Von Ariane Thomalla | 12.12.2005
    Oktober 1983. In der Bundesrepublik protestiert die Friedensbewegung mit Sitzblockaden, Menschenketten und symbolischen Besetzungen gegen den NATO-Doppelbeschluss und die Aufstellung der Pershing II-Raketen. In der Frankfurter Paulskirche wird der Friedenspreis des Deutschen Buchhandels an Manès Sperber verliehen. Zwei Auffassungen von Frieden prallen aufeinander. Sperber, der sich einst vom moskautreuen Kommunisten zum nicht weniger dogmatischen Antikommunisten gewandelt hat und 1968 sogar der Studentenbewegung jede Wahrheit absprach, greift auch jetzt mit einem scharfen Plädoyer für die Abschreckungspolitik seine Gegner an:

    "Wer anstatt über die Quelle und die Gründe der Kriegsgefahr nachzudenken, seinen leidenschaftlichen Protest nur auf die Waffen, und wären es die mörderischsten, reduziert, erliegt der heute weit verbreiteten Neigung, die Mittel mit den Zielen zu verwechseln."

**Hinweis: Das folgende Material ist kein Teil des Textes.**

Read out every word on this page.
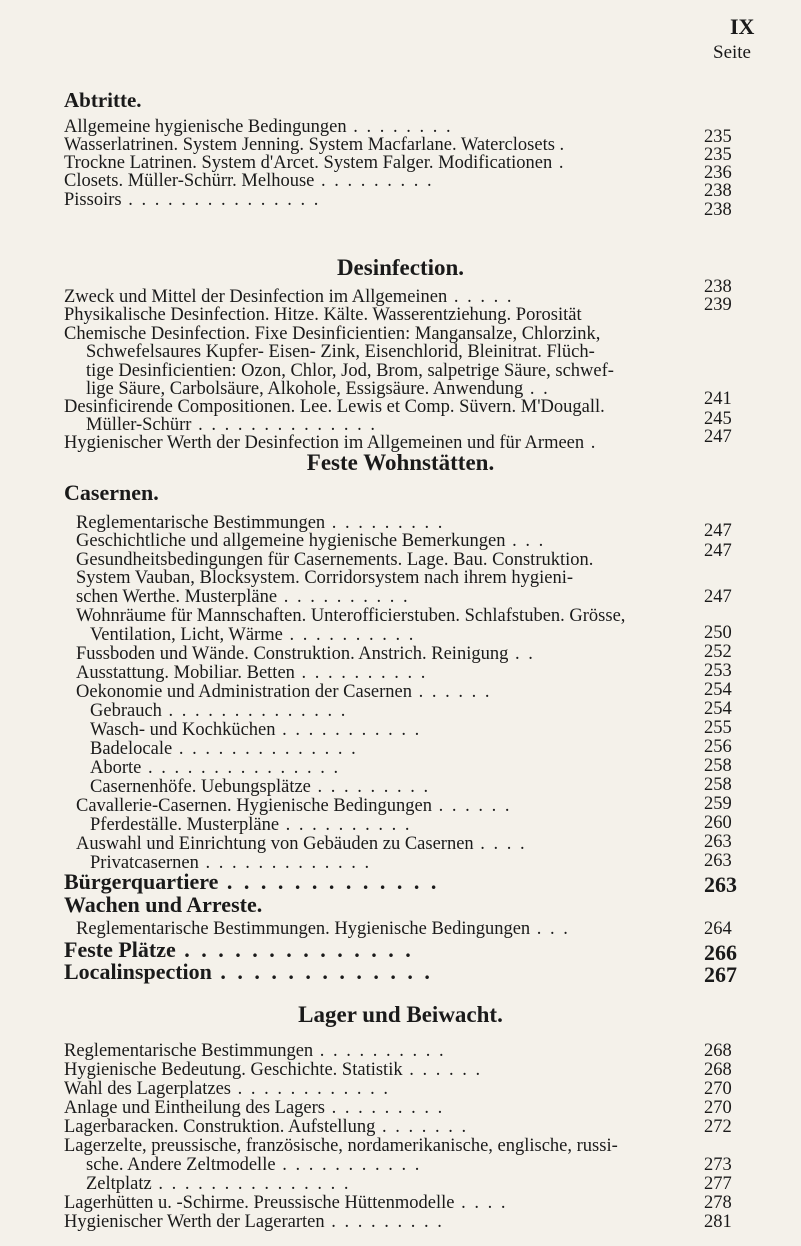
IX
Seite
Abtritte.
Allgemeine hygienische Bedingungen . . . . . . . .	235
Wasserlatrinen. System Jenning. System Macfarlane. Waterclosets .	235
Trockne Latrinen. System d'Arcet. System Falger. Modificationen .	236
Closets. Müller-Schürr. Melhouse . . . . . . . . .	238
Pissoirs . . . . . . . . . . . . . . .	238
Desinfection.
Zweck und Mittel der Desinfection im Allgemeinen . . . . .	238
Physikalische Desinfection. Hitze. Kälte. Wasserentziehung. Porosität	239
Chemische Desinfection. Fixe Desinficientien: Mangansalze, Chlorzink,
Schwefelsaures Kupfer- Eisen- Zink, Eisenchlorid, Bleinitrat. Flüch-
tige Desinficientien: Ozon, Chlor, Jod, Brom, salpetrige Säure, schwef-
lige Säure, Carbolsäure, Alkohole, Essigsäure. Anwendung . .	241
Desinficirende Compositionen. Lee. Lewis et Comp. Süvern. M'Dougall.
Müller-Schürr . . . . . . . . . . . . . .	245
Hygienischer Werth der Desinfection im Allgemeinen und für Armeen .	247
Feste Wohnstätten.
Casernen.
Reglementarische Bestimmungen . . . . . . . . .	247
Geschichtliche und allgemeine hygienische Bemerkungen . . .	247
Gesundheitsbedingungen für Casernements. Lage. Bau. Construktion.
System Vauban, Blocksystem. Corridorsystem nach ihrem hygieni-
schen Werthe. Musterpläne . . . . . . . . . .	247
Wohnräume für Mannschaften. Unterofficierstuben. Schlafstuben. Grösse,
Ventilation, Licht, Wärme . . . . . . . . . .	250
Fussboden und Wände. Construktion. Anstrich. Reinigung . .	252
Ausstattung. Mobiliar. Betten . . . . . . . . . .	253
Oekonomie und Administration der Casernen . . . . . .	254
Gebrauch . . . . . . . . . . . . . .	254
Wasch- und Kochküchen . . . . . . . . . . .	255
Badelocale . . . . . . . . . . . . . .	256
Aborte . . . . . . . . . . . . . . .	258
Casernenhöfe. Uebungsplätze . . . . . . . . .	258
Cavallerie-Casernen. Hygienische Bedingungen . . . . . .	259
Pferdeställe. Musterpläne . . . . . . . . . .	260
Auswahl und Einrichtung von Gebäuden zu Casernen . . . .	263
Privatcasernen . . . . . . . . . . . . .	263
Bürgerquartiere . . . . . . . . . . . . .	263
Wachen und Arreste.
Reglementarische Bestimmungen. Hygienische Bedingungen . . .	264
Feste Plätze . . . . . . . . . . . . . .	266
Localinspection . . . . . . . . . . . . .	267
Lager und Beiwacht.
Reglementarische Bestimmungen . . . . . . . . . .	268
Hygienische Bedeutung. Geschichte. Statistik . . . . . .	268
Wahl des Lagerplatzes . . . . . . . . . . . .	270
Anlage und Eintheilung des Lagers . . . . . . . . .	270
Lagerbaracken. Construktion. Aufstellung . . . . . . .	272
Lagerzelte, preussische, französische, nordamerikanische, englische, russi-
sche. Andere Zeltmodelle . . . . . . . . . . .	273
Zeltplatz . . . . . . . . . . . . . . .	277
Lagerhütten u. -Schirme. Preussische Hüttenmodelle . . . .	278
Hygienischer Werth der Lagerarten . . . . . . . . .	281
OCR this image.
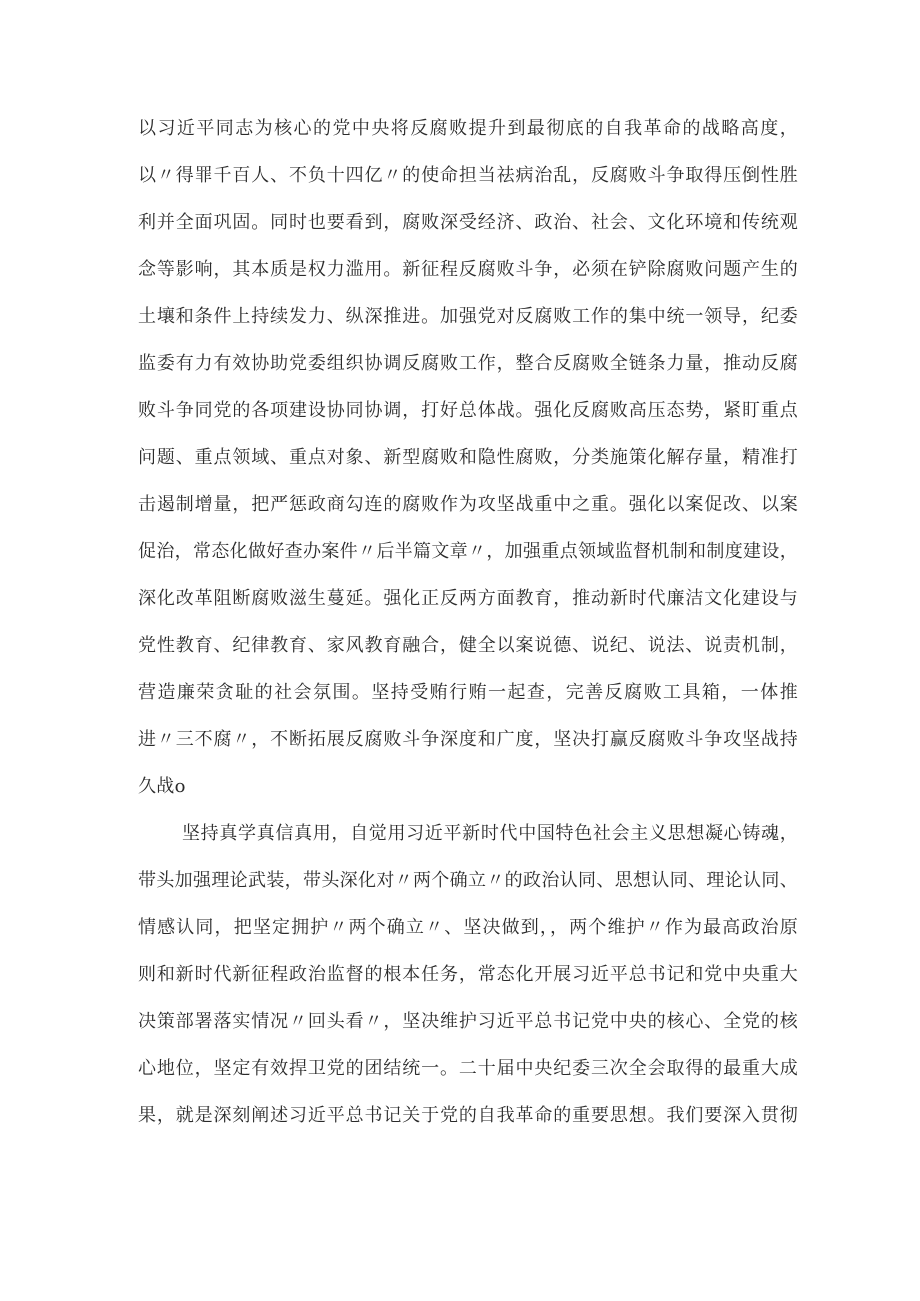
以习近平同志为核心的党中央将反腐败提升到最彻底的自我革命的战略高度，
以〃得罪千百人、不负十四亿〃的使命担当祛病治乱，反腐败斗争取得压倒性胜
利并全面巩固。同时也要看到，腐败深受经济、政治、社会、文化环境和传统观
念等影响，其本质是权力滥用。新征程反腐败斗争，必须在铲除腐败问题产生的
土壤和条件上持续发力、纵深推进。加强党对反腐败工作的集中统一领导，纪委
监委有力有效协助党委组织协调反腐败工作，整合反腐败全链条力量，推动反腐
败斗争同党的各项建设协同协调，打好总体战。强化反腐败高压态势，紧盯重点
问题、重点领域、重点对象、新型腐败和隐性腐败，分类施策化解存量，精准打
击遏制增量，把严惩政商勾连的腐败作为攻坚战重中之重。强化以案促改、以案
促治，常态化做好查办案件〃后半篇文章〃，加强重点领域监督机制和制度建设，
深化改革阻断腐败滋生蔓延。强化正反两方面教育，推动新时代廉洁文化建设与
党性教育、纪律教育、家风教育融合，健全以案说德、说纪、说法、说责机制，
营造廉荣贪耻的社会氛围。坚持受贿行贿一起查，完善反腐败工具箱，一体推
进〃三不腐〃，不断拓展反腐败斗争深度和广度，坚决打赢反腐败斗争攻坚战持
久战o
坚持真学真信真用，自觉用习近平新时代中国特色社会主义思想凝心铸魂，
带头加强理论武装，带头深化对〃两个确立〃的政治认同、思想认同、理论认同、
情感认同，把坚定拥护〃两个确立〃、坚决做到，，两个维护〃作为最高政治原
则和新时代新征程政治监督的根本任务，常态化开展习近平总书记和党中央重大
决策部署落实情况〃回头看〃，坚决维护习近平总书记党中央的核心、全党的核
心地位，坚定有效捍卫党的团结统一。二十届中央纪委三次全会取得的最重大成
果，就是深刻阐述习近平总书记关于党的自我革命的重要思想。我们要深入贯彻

    Die Grünen fordern, Sperber solle den Friedenspreis zurückgeben. Doch hält er die Rede, von der er fand, dass sie eine seiner pazifistischsten sei, schon nicht mehr selbst. Alfred Grosser verliest sie für den Schwerkranken, der fünf Monate später in Paris, seiner zweiten Heimat, mit 79 Jahren stirbt.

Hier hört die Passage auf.